Earnings (excluding stock-based compensation) declined 45.5% year over year to 6 cents per share in the reported quarter. The decline was primarily due to higher operating expenses, which fully offset a healthy growth in the top line during the quarter.
Quarter Details
Revenue increased 32.1% year over year to $321.0 million, primarily driven by strong growth in advertising and online gaming revenue. Advertising (8.8% of the total revenue) soared 117% year over year to $28.2 million, while online game (91.2% of the total revenue) shot up 27.4% from the year-ago quarter to $292.8 million. Zynga’s reported revenue was slightly ahead of the Zacks Consensus Estimate of $318.0 million.
Bookings increased 15.0% year over year to $329.2 million in the reported quarter. Daily Active Users (DAU), Monthly Active Users (MAU) and Average daily bookings per average DAU (ABPU) increased 6.0%, 24.0% and 8.0% respectively on a year-over-year basis. Zynga launched 6 games during the first quarter. As of March 31, 2012, Zynga had the eight most-played games on Facebook.

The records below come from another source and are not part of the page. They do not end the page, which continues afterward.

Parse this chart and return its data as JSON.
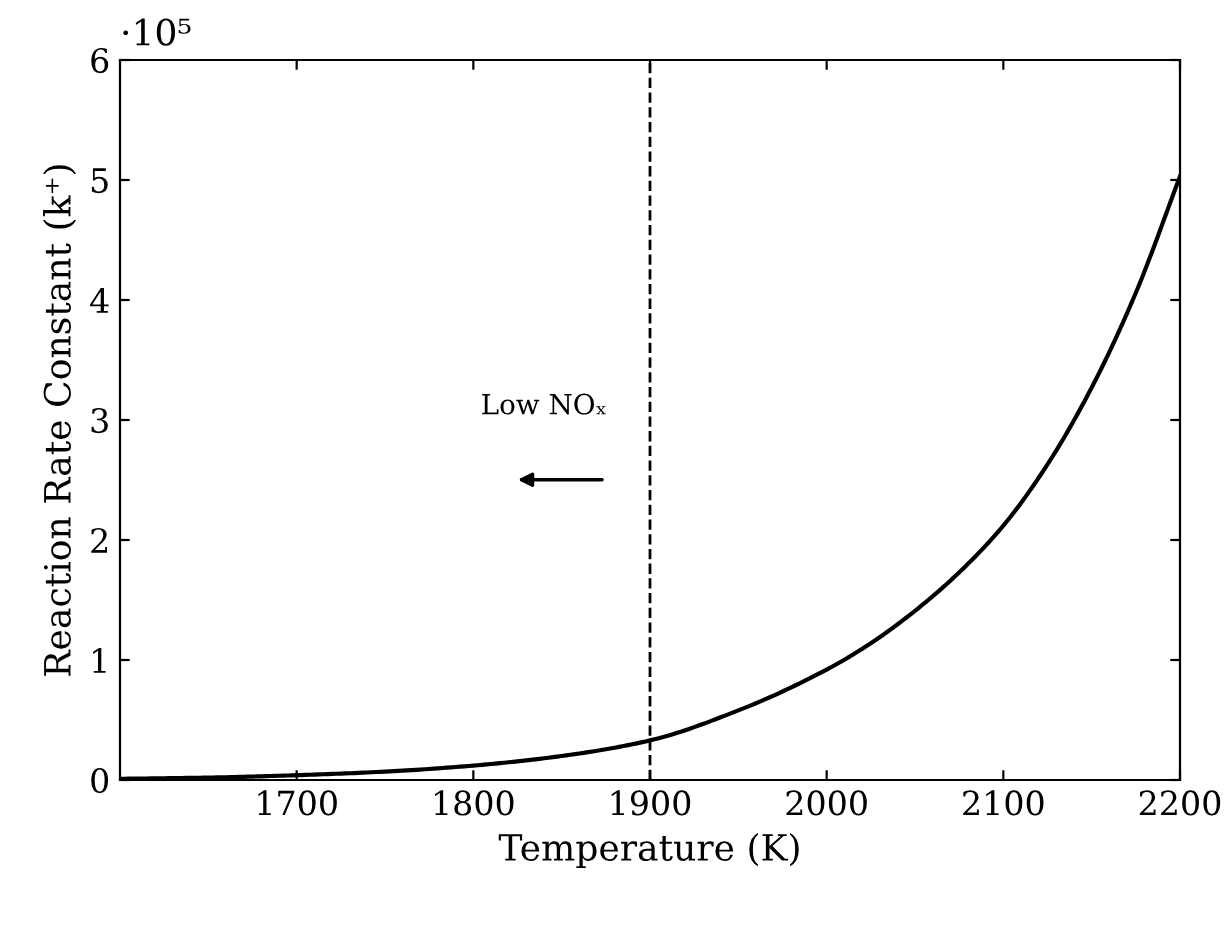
{
  "chart_data": {
    "type": "line",
    "xlabel": "Temperature (K)",
    "ylabel": "Reaction Rate Constant (k⁺)",
    "x": [
      1600,
      1650,
      1700,
      1750,
      1800,
      1850,
      1900,
      1950,
      2000,
      2025,
      2050,
      2075,
      2100,
      2125,
      2150,
      2175,
      2200
    ],
    "series": [
      {
        "color": "#000000",
        "values": [
          0.01,
          0.02,
          0.04,
          0.07,
          0.12,
          0.2,
          0.33,
          0.58,
          0.92,
          1.14,
          1.41,
          1.73,
          2.12,
          2.63,
          3.27,
          4.06,
          5.03
        ]
      }
    ],
    "xlim": [
      1600,
      2200
    ],
    "xticks": [
      1700,
      1800,
      1900,
      2000,
      2100,
      2200
    ],
    "ylim": [
      0,
      6
    ],
    "yticks": [
      0,
      1,
      2,
      3,
      4,
      5,
      6
    ],
    "ref_lines": [
      {
        "axis": "x",
        "value": 1900,
        "label": null,
        "color": "#000000",
        "line_style": "dashed"
      }
    ],
    "annotations": [
      "·10⁵",
      "Low NOₓ"
    ],
    "grid": false,
    "legend": false
  }
}
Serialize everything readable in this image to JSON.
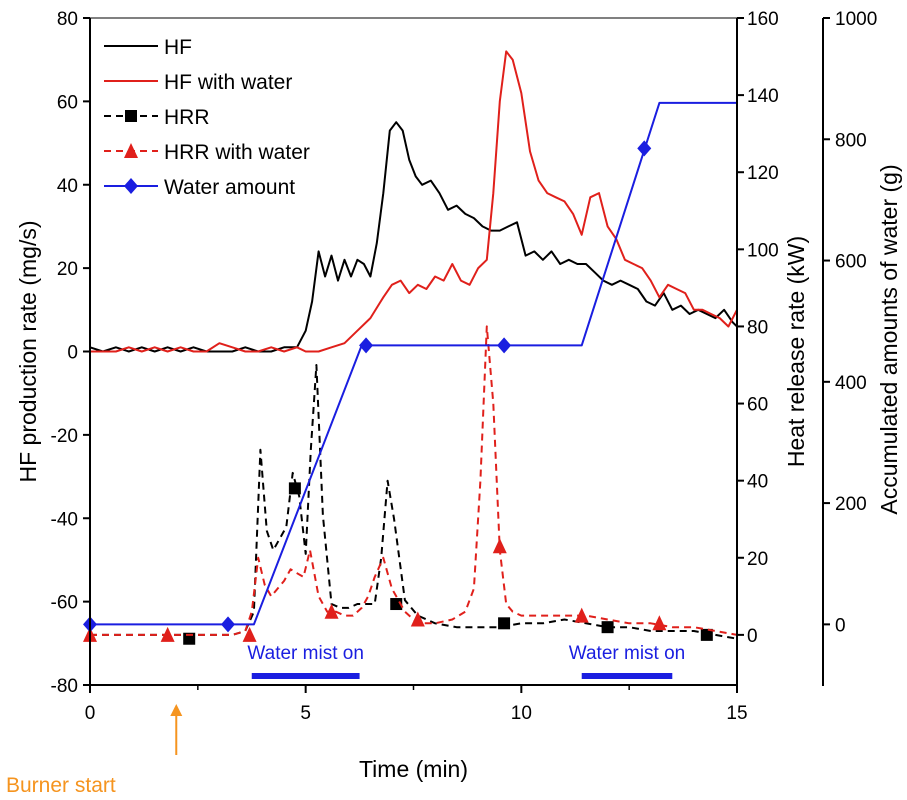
{
  "chart_data": {
    "type": "line",
    "xlabel": "Time (min)",
    "xlim": [
      0,
      15
    ],
    "x_ticks": [
      "0",
      "5",
      "10",
      "15"
    ],
    "axes": {
      "left": {
        "label": "HF production rate (mg/s)",
        "lim": [
          -80,
          80
        ],
        "ticks": [
          "-80",
          "-60",
          "-40",
          "-20",
          "0",
          "20",
          "40",
          "60",
          "80"
        ]
      },
      "right1": {
        "label": "Heat release rate (kW)",
        "lim": [
          -13,
          160
        ],
        "ticks": [
          "0",
          "20",
          "40",
          "60",
          "80",
          "100",
          "120",
          "140",
          "160"
        ]
      },
      "right2": {
        "label": "Accumulated amounts of water (g)",
        "lim": [
          -100,
          1000
        ],
        "ticks": [
          "0",
          "200",
          "400",
          "600",
          "800",
          "1000"
        ]
      }
    },
    "series": [
      {
        "name": "HF",
        "axis": "left",
        "color": "#000000",
        "style": "solid",
        "marker": "none",
        "x": [
          0,
          0.3,
          0.6,
          0.9,
          1.2,
          1.5,
          1.8,
          2.1,
          2.4,
          2.7,
          3.0,
          3.3,
          3.6,
          3.9,
          4.2,
          4.5,
          4.8,
          5.0,
          5.15,
          5.3,
          5.45,
          5.6,
          5.75,
          5.9,
          6.05,
          6.2,
          6.35,
          6.5,
          6.65,
          6.8,
          6.95,
          7.1,
          7.25,
          7.4,
          7.55,
          7.7,
          7.9,
          8.1,
          8.3,
          8.5,
          8.7,
          8.9,
          9.1,
          9.3,
          9.5,
          9.7,
          9.9,
          10.1,
          10.3,
          10.5,
          10.7,
          10.9,
          11.1,
          11.3,
          11.5,
          11.7,
          11.9,
          12.1,
          12.3,
          12.5,
          12.7,
          12.9,
          13.1,
          13.3,
          13.5,
          13.7,
          13.9,
          14.1,
          14.3,
          14.5,
          14.7,
          14.9,
          15.0
        ],
        "y": [
          1,
          0,
          1,
          0,
          1,
          0,
          1,
          0,
          1,
          0,
          0,
          0,
          1,
          0,
          0,
          1,
          1,
          5,
          12,
          24,
          18,
          23,
          17,
          22,
          18,
          22,
          21,
          18,
          26,
          38,
          53,
          55,
          53,
          46,
          42,
          40,
          41,
          38,
          34,
          35,
          33,
          32,
          30,
          29,
          29,
          30,
          31,
          23,
          24,
          22,
          24,
          21,
          22,
          21,
          21,
          19,
          17,
          16,
          17,
          16,
          15,
          12,
          11,
          14,
          10,
          11,
          9,
          10,
          9,
          8,
          10,
          7,
          6
        ]
      },
      {
        "name": "HF with water",
        "axis": "left",
        "color": "#e0201b",
        "style": "solid",
        "marker": "none",
        "x": [
          0,
          0.3,
          0.6,
          0.9,
          1.2,
          1.5,
          1.8,
          2.1,
          2.4,
          2.7,
          3.0,
          3.3,
          3.6,
          3.9,
          4.2,
          4.5,
          4.8,
          5.0,
          5.3,
          5.6,
          5.9,
          6.2,
          6.5,
          6.8,
          7.0,
          7.2,
          7.4,
          7.6,
          7.8,
          8.0,
          8.2,
          8.4,
          8.6,
          8.8,
          9.0,
          9.2,
          9.35,
          9.5,
          9.65,
          9.8,
          10.0,
          10.2,
          10.4,
          10.6,
          10.8,
          11.0,
          11.2,
          11.4,
          11.6,
          11.8,
          12.0,
          12.2,
          12.4,
          12.6,
          12.8,
          13.0,
          13.2,
          13.4,
          13.6,
          13.8,
          14.0,
          14.2,
          14.4,
          14.6,
          14.8,
          15.0
        ],
        "y": [
          0,
          0,
          0,
          1,
          0,
          1,
          0,
          1,
          0,
          0,
          2,
          1,
          0,
          0,
          1,
          0,
          1,
          0,
          0,
          1,
          2,
          5,
          8,
          13,
          16,
          17,
          14,
          16,
          15,
          18,
          17,
          21,
          17,
          16,
          20,
          22,
          38,
          60,
          72,
          70,
          62,
          48,
          41,
          38,
          37,
          36,
          33,
          28,
          37,
          38,
          30,
          27,
          22,
          21,
          20,
          17,
          13,
          16,
          15,
          14,
          10,
          10,
          9,
          8,
          6,
          10
        ]
      },
      {
        "name": "HRR",
        "axis": "right1",
        "color": "#000000",
        "style": "dashed",
        "marker": "square",
        "x": [
          0,
          0.5,
          1.0,
          1.5,
          2.0,
          2.3,
          2.6,
          3.0,
          3.3,
          3.6,
          3.8,
          3.95,
          4.1,
          4.25,
          4.4,
          4.55,
          4.7,
          4.85,
          5.0,
          5.12,
          5.25,
          5.4,
          5.6,
          5.8,
          6.0,
          6.2,
          6.4,
          6.6,
          6.75,
          6.9,
          7.05,
          7.3,
          7.6,
          8.0,
          8.5,
          9.0,
          9.5,
          10.0,
          10.5,
          11.0,
          11.5,
          12.0,
          12.5,
          13.0,
          13.5,
          14.0,
          14.5,
          15.0
        ],
        "y": [
          0,
          0,
          0,
          0,
          0,
          0,
          0,
          0,
          0,
          1,
          6,
          48,
          27,
          22,
          25,
          28,
          42,
          36,
          21,
          48,
          70,
          31,
          8,
          7,
          7,
          8,
          8,
          8,
          20,
          40,
          30,
          9,
          5,
          3,
          2,
          2,
          2,
          3,
          3,
          4,
          3,
          2,
          2,
          1,
          1,
          1,
          0,
          -1
        ],
        "markers_x": [
          2.3,
          4.75,
          7.1,
          9.6,
          12.0,
          14.3
        ],
        "markers_y": [
          -1,
          38,
          8,
          3,
          2,
          0
        ]
      },
      {
        "name": "HRR with water",
        "axis": "right1",
        "color": "#e0201b",
        "style": "dashed",
        "marker": "triangle",
        "x": [
          0,
          0.5,
          1.0,
          1.5,
          2.0,
          2.5,
          3.0,
          3.3,
          3.6,
          3.75,
          3.9,
          4.05,
          4.2,
          4.35,
          4.5,
          4.65,
          4.8,
          4.95,
          5.1,
          5.3,
          5.5,
          5.7,
          5.9,
          6.1,
          6.3,
          6.45,
          6.6,
          6.8,
          7.0,
          7.3,
          7.6,
          8.0,
          8.4,
          8.7,
          8.9,
          9.05,
          9.2,
          9.35,
          9.5,
          9.65,
          9.8,
          10.0,
          10.5,
          11.0,
          11.5,
          12.0,
          12.5,
          13.0,
          13.5,
          14.0,
          14.5,
          15.0
        ],
        "y": [
          0,
          0,
          0,
          0,
          0,
          0,
          0,
          0,
          1,
          6,
          20,
          13,
          10,
          12,
          14,
          17,
          16,
          15,
          22,
          10,
          6,
          6,
          5,
          5,
          7,
          10,
          15,
          20,
          12,
          6,
          3,
          3,
          4,
          6,
          12,
          40,
          80,
          60,
          22,
          8,
          6,
          5,
          5,
          5,
          5,
          4,
          3,
          3,
          2,
          2,
          1,
          0
        ],
        "markers_x": [
          0.0,
          1.8,
          3.7,
          5.6,
          7.6,
          9.5,
          11.4,
          13.2
        ],
        "markers_y": [
          0,
          0,
          0,
          6,
          4,
          23,
          5,
          3
        ]
      },
      {
        "name": "Water amount",
        "axis": "right2",
        "color": "#1a1ee0",
        "style": "solid",
        "marker": "diamond",
        "x": [
          0,
          1.0,
          2.0,
          3.0,
          3.8,
          6.3,
          6.5,
          7.5,
          8.5,
          9.5,
          10.5,
          11.4,
          13.2,
          13.5,
          14.0,
          15.0
        ],
        "y": [
          0,
          0,
          0,
          0,
          0,
          460,
          460,
          460,
          460,
          460,
          460,
          460,
          860,
          860,
          860,
          860
        ],
        "markers_x": [
          0,
          3.2,
          6.4,
          9.6,
          12.85
        ],
        "markers_y": [
          0,
          0,
          460,
          460,
          785
        ]
      }
    ],
    "annotations": [
      {
        "text": "Water mist on",
        "x_start": 3.75,
        "x_end": 6.25,
        "color": "#1a1ee0"
      },
      {
        "text": "Water mist on",
        "x_start": 11.4,
        "x_end": 13.5,
        "color": "#1a1ee0"
      },
      {
        "text": "Burner start",
        "x": 2.0,
        "color": "#f5941f"
      }
    ],
    "legend": {
      "position": "top-left"
    }
  }
}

However, operating expenses surged 96.7% year over year to $406.6 million. This was primarily driven by a higher research & development expense (up 160.4%) and general & administrative expense (up 168.2%). Adjusted EBITDA decreased 22.7% year over year to $86.8 million in the quarter, primarily due to higher operating expense.
At the end of March 31, 2012, Zynga had cash and cash equivalents (including marketable securities) of $1.06 billion compared with $1.92 billion in the prior quarter. Zynga generated cash flow from operating activities of $78.8 million versus $164.0 million in the prior quarter. Fee cash flow was $43.8 million as against $53.4 million in the prior quarter. The company’s balance sheet remained debt free at the end of the quarter.
Outlook
For full year 2012, Zynga expects earnings in the range of 23 cents to 29 cents (prior guidance was 24 cents to 28 cents) per share. Stock-based compensation expense is projected in the range of $420 million to $445 million for the year. Currently, the Zacks Consensus Estimate stands at 27 cents.
Bookings are projected in the range of $1.425 billion to $1.5 billion (prior guidance was $1.35 billion to $1.45 billion). Adjusted EBITDA is estimated in the range of $400.0 million to $450.0 million (earlier guidance was $390 million to $440 million) for the full year. Capital expenditures are anticipated in the range of $390.0 million to $410.0 million (up from $140 million to $160 million) for fiscal 2012.
Our Take
We believe that the company is well positioned to grow in the near term based on its solid bookings, innovative product pipeline and its dominant position in the social and mobile gaming sector. Moreover, the upcoming IPO of Facebook also bodes well for Zynga. Much of Zynga’s success is attributed to the huge popularity of Facebook, which contributes a major portion of Zynga’s gross revenues.
We believe that the acquisition of OMGPOP (March 2012) will not only expand Zynga’s mobile gaming portfolio, but will also lower its dependency on Facebook. We also believe that the acquisition will boost Zynga’s competitive edge over Electronic Arts Inc. (EA), its closest rival in the mobile gaming market.
However, higher spending on research & development, technology and game development are expected to hurt profitability going forward. Further, Zynga’s low paid user base, over dependence on Facebook and significant cannibalization effect on its earlier games, as users quickly move on to the newest title in the “Ville” series may hurt its growth going forward. We also note that barriers to entry are low in the social gaming market, and this will attract new entrants, thereby further increasing competition for Zynga over the long term.
Thus, we remain Neutral over the long term (6-12 months). Currently, Zynga has a Zacks #3 Rank, which implies a Hold rating over the short term (1-3 months).
(We are reissuing this article to correct a mistake. The original article, issued earlier today, April 27, 2012, should no longer be relied upon.)